O tema da noite, "Arte da Vestimenta", celebrou a moda como forma de expressão artística, mas muitos dos looks apresentados deixaram a desejar em termos de criatividade e originalidade. Entre os destaques — ou melhor, os excessos — estavam o anel de noivado de 30 quilates de Lauren Sánchez Bezos e o colar de diamantes de US$ 50 milhões usado por Beyoncé, apelidado de "Rainha do Kalahari".

Moda e Política: O Único Protesto Visível

Enquanto a maioria dos convidados optou por looks extravagantes, mas convencionais, Sarah Paulson chamou a atenção com um vestido de debutante cinza esfarrapado, combinado com uma máscara feita de cédulas de dólar sobre os olhos. A peça, criada pela marca parisiense Matières Fécales, foi uma crítica direta à "cegueira da riqueza", alinhada à coleção de outono de 2026 da grife, que satiriza o 1% mais rico do mundo.

A escolha de Paulson foi um dos poucos momentos em que a política se fez presente na noite, em meio a um mar de ostentação.
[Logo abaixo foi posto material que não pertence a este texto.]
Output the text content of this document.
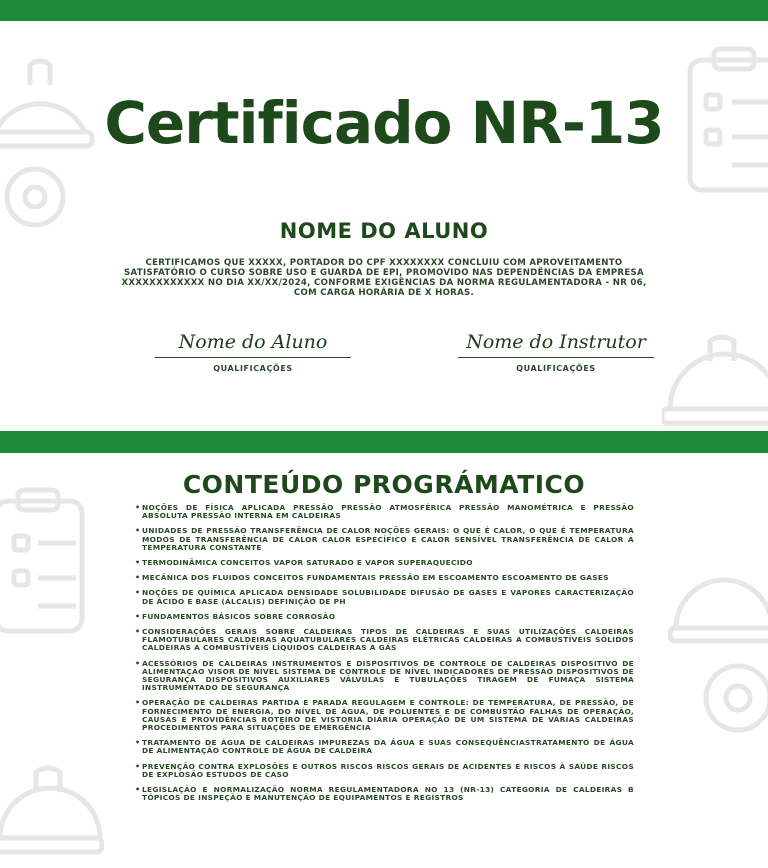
Certificado NR-13
NOME DO ALUNO
CERTIFICAMOS QUE XXXXX, PORTADOR DO CPF XXXXXXXX CONCLUIU COM APROVEITAMENTO SATISFATÓRIO O CURSO SOBRE USO E GUARDA DE EPI, PROMOVIDO NAS DEPENDÊNCIAS DA EMPRESA XXXXXXXXXXXX NO DIA XX/XX/2024, CONFORME EXIGÊNCIAS DA NORMA REGULAMENTADORA - NR 06, COM CARGA HORÁRIA DE X HORAS.
Nome do Aluno
QUALIFICAÇÕES
Nome do Instrutor
QUALIFICAÇÕES
CONTEÚDO PROGRÁMATICO
• NOÇÕES DE FÍSICA APLICADA PRESSÃO PRESSÃO ATMOSFÉRICA PRESSÃO MANOMÉTRICA E PRESSÃO ABSOLUTA PRESSÃO INTERNA EM CALDEIRAS
• UNIDADES DE PRESSÃO TRANSFERÊNCIA DE CALOR NOÇÕES GERAIS: O QUE É CALOR, O QUE É TEMPERATURA MODOS DE TRANSFERÊNCIA DE CALOR CALOR ESPECÍFICO E CALOR SENSÍVEL TRANSFERÊNCIA DE CALOR A TEMPERATURA CONSTANTE
• TERMODINÂMICA CONCEITOS VAPOR SATURADO E VAPOR SUPERAQUECIDO
• MECÂNICA DOS FLUIDOS CONCEITOS FUNDAMENTAIS PRESSÃO EM ESCOAMENTO ESCOAMENTO DE GASES
• NOÇÕES DE QUÍMICA APLICADA DENSIDADE SOLUBILIDADE DIFUSÃO DE GASES E VAPORES CARACTERIZAÇÃO DE ÁCIDO E BASE (ÁLCALIS) DEFINIÇÃO DE PH
• FUNDAMENTOS BÁSICOS SOBRE CORROSÃO
• CONSIDERAÇÕES GERAIS SOBRE CALDEIRAS TIPOS DE CALDEIRAS E SUAS UTILIZAÇÕES CALDEIRAS FLAMOTUBULARES CALDEIRAS AQUATUBULARES CALDEIRAS ELÉTRICAS CALDEIRAS A COMBUSTÍVEIS SÓLIDOS CALDEIRAS A COMBUSTÍVEIS LÍQUIDOS CALDEIRAS A GÁS
• ACESSÓRIOS DE CALDEIRAS INSTRUMENTOS E DISPOSITIVOS DE CONTROLE DE CALDEIRAS DISPOSITIVO DE ALIMENTAÇÃO VISOR DE NÍVEL SISTEMA DE CONTROLE DE NÍVEL INDICADORES DE PRESSÃO DISPOSITIVOS DE SEGURANÇA DISPOSITIVOS AUXILIARES VÁLVULAS E TUBULAÇÕES TIRAGEM DE FUMAÇA SISTEMA INSTRUMENTADO DE SEGURANÇA
• OPERAÇÃO DE CALDEIRAS PARTIDA E PARADA REGULAGEM E CONTROLE: DE TEMPERATURA, DE PRESSÃO, DE FORNECIMENTO DE ENERGIA, DO NÍVEL DE ÁGUA, DE POLUENTES E DE COMBUSTÃO FALHAS DE OPERAÇÃO, CAUSAS E PROVIDÊNCIAS ROTEIRO DE VISTORIA DIÁRIA OPERAÇÃO DE UM SISTEMA DE VÁRIAS CALDEIRAS PROCEDIMENTOS PARA SITUAÇÕES DE EMERGÊNCIA
• TRATAMENTO DE ÁGUA DE CALDEIRAS IMPUREZAS DA ÁGUA E SUAS CONSEQUÊNCIASTRATAMENTO DE ÁGUA DE ALIMENTAÇÃO CONTROLE DE ÁGUA DE CALDEIRA
• PREVENÇÃO CONTRA EXPLOSÕES E OUTROS RISCOS RISCOS GERAIS DE ACIDENTES E RISCOS À SAÚDE RISCOS DE EXPLOSÃO ESTUDOS DE CASO
• LEGISLAÇÃO E NORMALIZAÇÃO NORMA REGULAMENTADORA NO 13 (NR-13) CATEGORIA DE CALDEIRAS B TÓPICOS DE INSPEÇÃO E MANUTENÇÃO DE EQUIPAMENTOS E REGISTROS
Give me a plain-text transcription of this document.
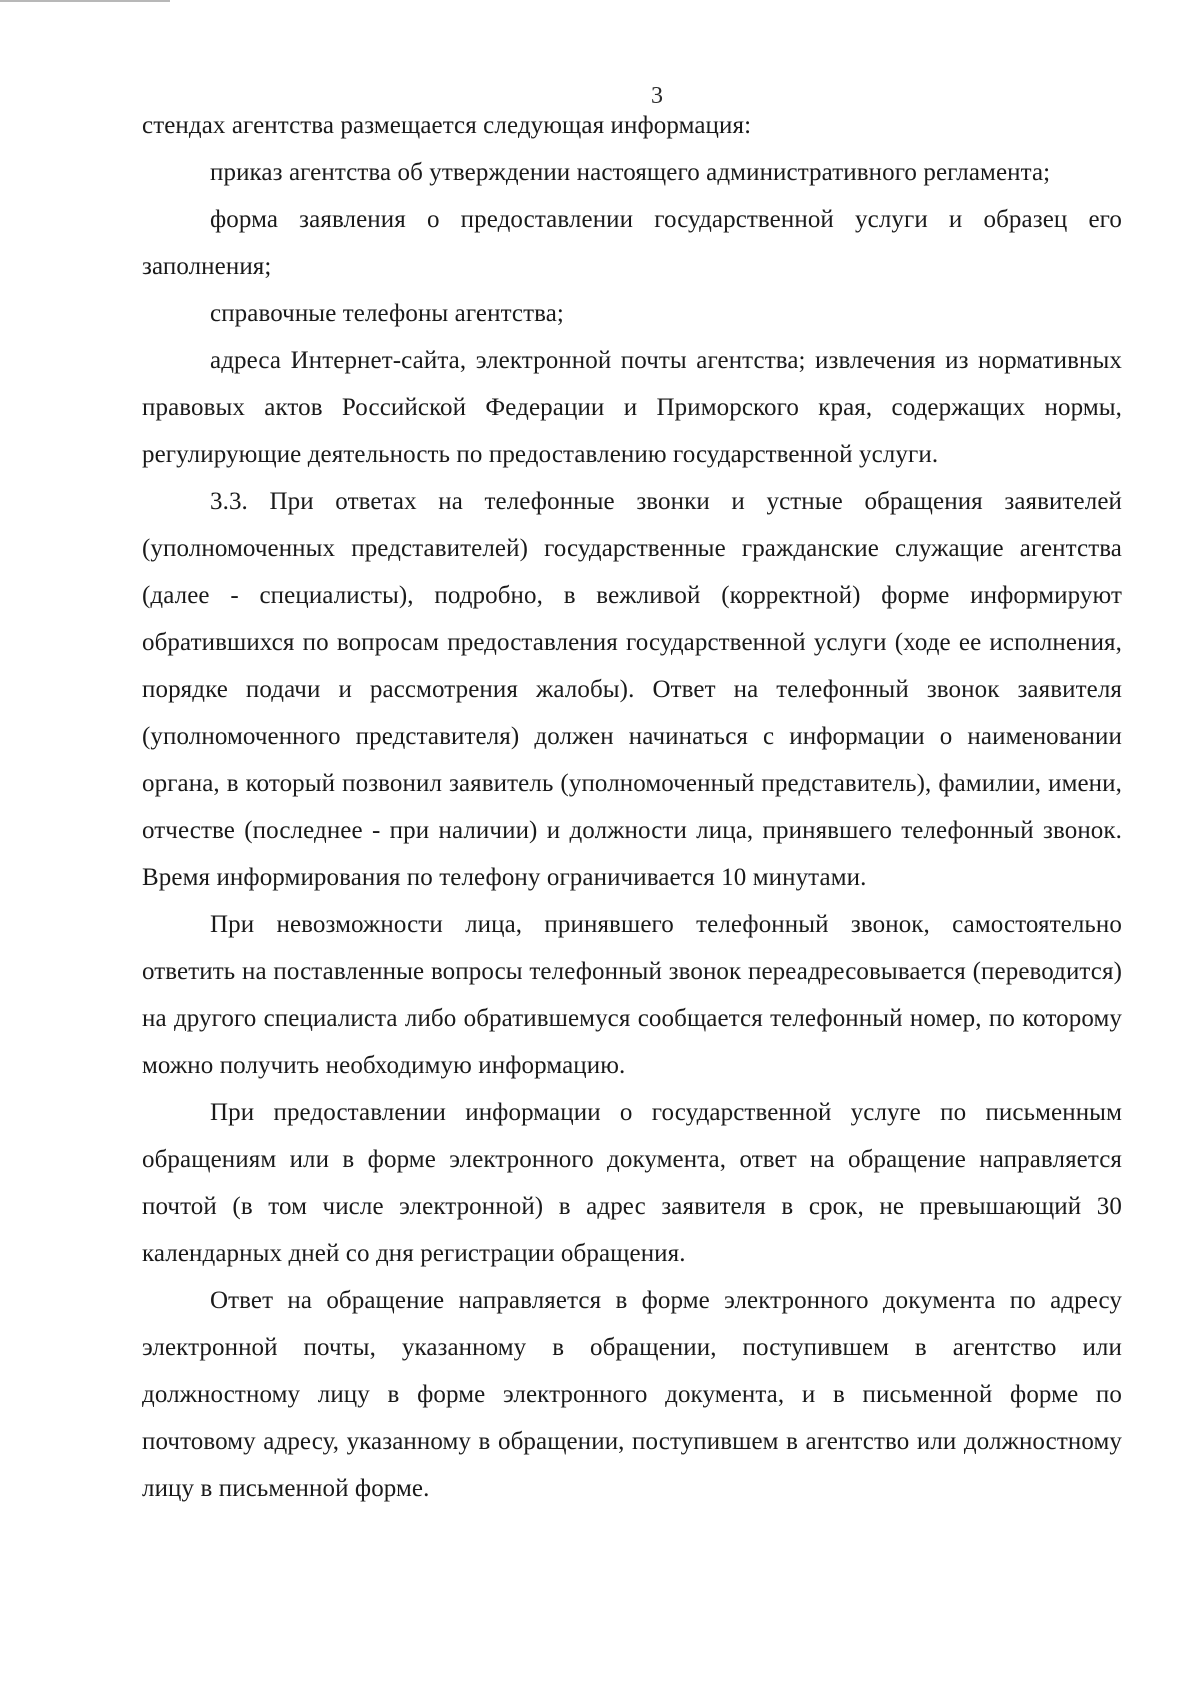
3

стендах агентства размещается следующая информация:

приказ агентства об утверждении настоящего административного регламента;

форма заявления о предоставлении государственной услуги и образец его заполнения;

справочные телефоны агентства;

адреса Интернет-сайта, электронной почты агентства; извлечения из нормативных правовых актов Российской Федерации и Приморского края, содержащих нормы, регулирующие деятельность по предоставлению государственной услуги.

3.3. При ответах на телефонные звонки и устные обращения заявителей (уполномоченных представителей) государственные гражданские служащие агентства (далее - специалисты), подробно, в вежливой (корректной) форме информируют обратившихся по вопросам предоставления государственной услуги (ходе ее исполнения, порядке подачи и рассмотрения жалобы). Ответ на телефонный звонок заявителя (уполномоченного представителя) должен начинаться с информации о наименовании органа, в который позвонил заявитель (уполномоченный представитель), фамилии, имени, отчестве (последнее - при наличии) и должности лица, принявшего телефонный звонок. Время информирования по телефону ограничивается 10 минутами.

При невозможности лица, принявшего телефонный звонок, самостоятельно ответить на поставленные вопросы телефонный звонок переадресовывается (переводится) на другого специалиста либо обратившемуся сообщается телефонный номер, по которому можно получить необходимую информацию.

При предоставлении информации о государственной услуге по письменным обращениям или в форме электронного документа, ответ на обращение направляется почтой (в том числе электронной) в адрес заявителя в срок, не превышающий 30 календарных дней со дня регистрации обращения.

Ответ на обращение направляется в форме электронного документа по адресу электронной почты, указанному в обращении, поступившем в агентство или должностному лицу в форме электронного документа, и в письменной форме по почтовому адресу, указанному в обращении, поступившем в агентство или должностному лицу в письменной форме.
A maioria dos looks, no entanto, parecia mais preocupada em exibir poder do que criatividade. Madonna, por exemplo, apareceu com uma interpretação de Saint Laurent de uma pintura de Leonora Carrington, enquanto Beyoncé brilhou com um vestido de Olivier Rousteing.

O Debate por Trás da Glamour

O Met Gala, há muito tempo, é um evento que mistura arte, moda e poder. No entanto, nesta edição, a relação entre esses elementos tornou-se ainda mais evidente — e controversa. A associação com bilionários da tecnologia, cujas empresas são frequentemente acusadas de más condições de trabalho e práticas antiéticas, gerou protestos antes mesmo da abertura do evento.

Ativistas trabalhistas e o político Zohran Mamdani organizaram contraprogramações, enquanto um manifestante foi preso após invadir as barreiras de segurança na noite do evento. A crítica não se limitou ao patrocínio: muitos questionaram como figuras tão ricas poderiam apresentar looks tão medíocres, especialmente quando a moda poderia ser uma ferramenta de expressão mais ousada e significativa.

Um Novo Capítulo para a Fragrância de Luxo

Enquanto o Met Gala dominava as manchetes, a abertura da primeira loja da casa argentina de fragrâncias Fueguia 1833 na Costa Oeste dos EUA passou quase despercebida. Localizada no South Coast Plaza, em Los Angeles, a boutique estreou um novo perfume criado em parceria com um compositor indicado ao Oscar. A marca, conhecida por suas criações artísticas e ingredientes raros, promete trazer um toque de sofisticação alternativa ao cenário de luxo californiano.

Em um evento dominado pela ostentação, a chegada de Fueguia 1833 oferece um contraponto: a ideia de que o luxo pode — e deve — ser mais do que apenas exibição de riqueza. Resta saber se a indústria da moda, e seus principais eventos, seguirão esse exemplo.